Mouammar Kadhafi: les rebelles ont "perdu" leur bataille, "le peuple est avec moi"

15 mars 2011 à 8h46 par La rédaction

ROME (AFP)

Le colonel Mouammar Kadhafi a affirmé mardi que les rebelles étaient en passe d'être vaincus et que le peuple libyen était à ses côtés, disant aussi se sentir "trahi" par son ex-allié, le chef du gouvernement italien Silvio Berlusconi.

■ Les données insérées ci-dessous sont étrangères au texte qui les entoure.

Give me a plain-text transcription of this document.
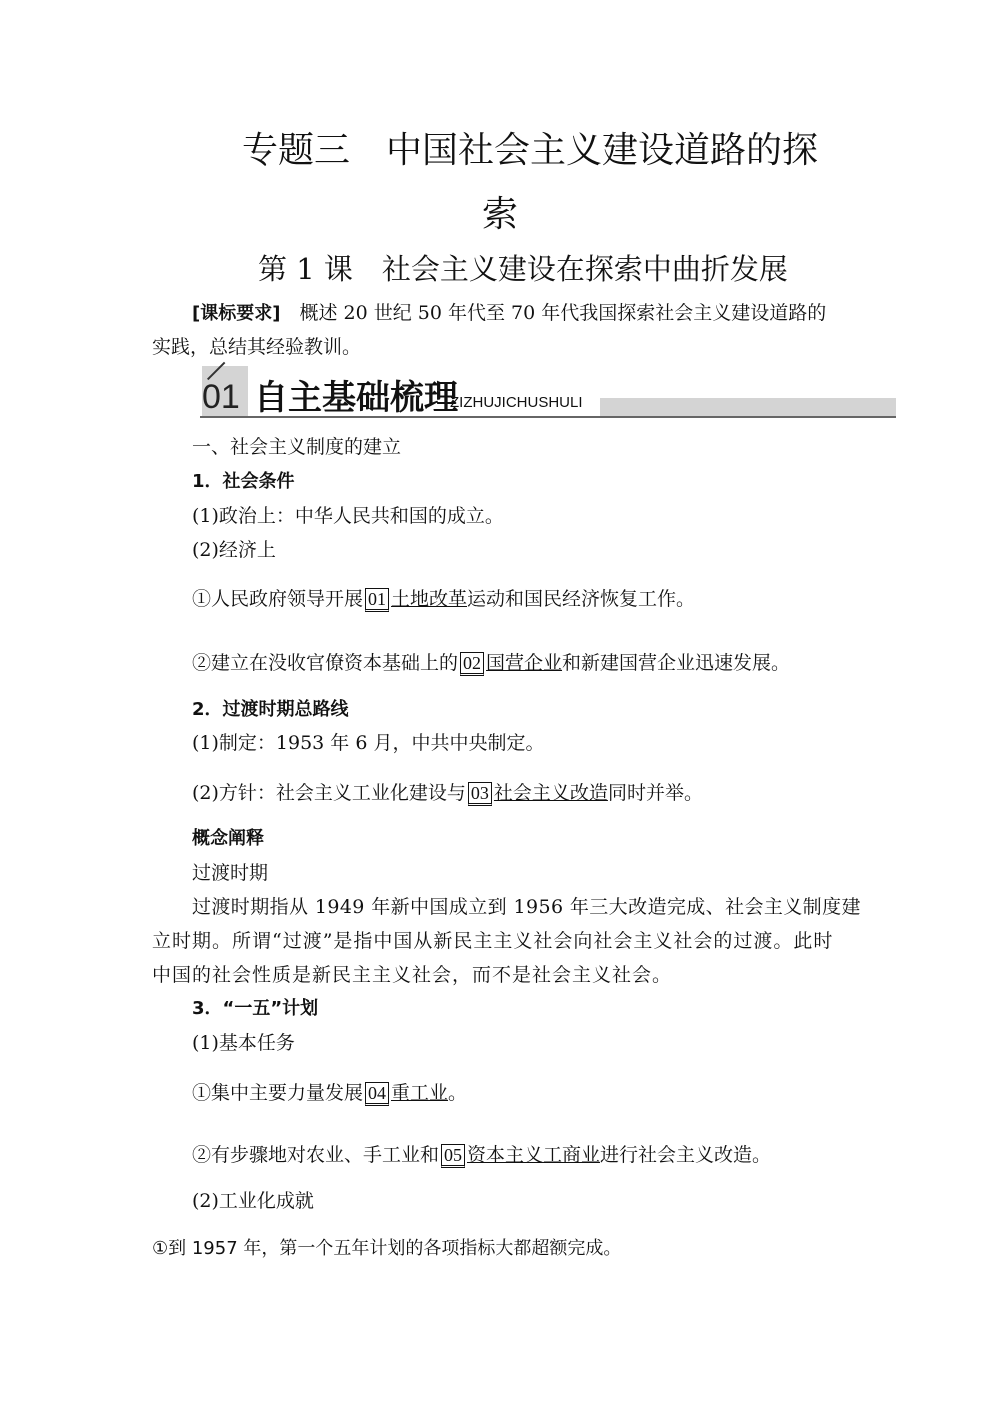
专题三　中国社会主义建设道路的探
索
第 1 课　社会主义建设在探索中曲折发展
[课标要求]　概述 20 世纪 50 年代至 70 年代我国探索社会主义建设道路的
实践，总结其经验教训。
01 自主基础梳理
ZIZHUJICHUSHULI
一、社会主义制度的建立
1．社会条件
(1)政治上：中华人民共和国的成立。
(2)经济上
①人民政府领导开展 01 土地改革运动和国民经济恢复工作。
②建立在没收官僚资本基础上的 02 国营企业和新建国营企业迅速发展。
2．过渡时期总路线
(1)制定：1953 年 6 月，中共中央制定。
(2)方针：社会主义工业化建设与 03 社会主义改造同时并举。
概念阐释
过渡时期
过渡时期指从 1949 年新中国成立到 1956 年三大改造完成、社会主义制度建
立时期。所谓“过渡”是指中国从新民主主义社会向社会主义社会的过渡。此时
中国的社会性质是新民主主义社会，而不是社会主义社会。
3．“一五”计划
(1)基本任务
①集中主要力量发展 04 重工业。
②有步骤地对农业、手工业和 05 资本主义工商业进行社会主义改造。
(2)工业化成就
①到 1957 年，第一个五年计划的各项指标大都超额完成。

Les rebelles "n'ont plus d'espoir, désormais c'est une cause perdue pour eux", a-t-il dit dans un entretien au quotidien Il Giornale dont l'envoyé spécial l'interrogeait sur le temps que pourraient mettre les forces gouvernementales pour reconquérir l'est de la Libye.

Pour les insurgés, il n'y a que "deux possibilités: se rendre ou fuir", a poursuivi le dirigeant libyen, en affirmant que "ces terroristes utilisent les civils comme boucliers humains y compris les femmes".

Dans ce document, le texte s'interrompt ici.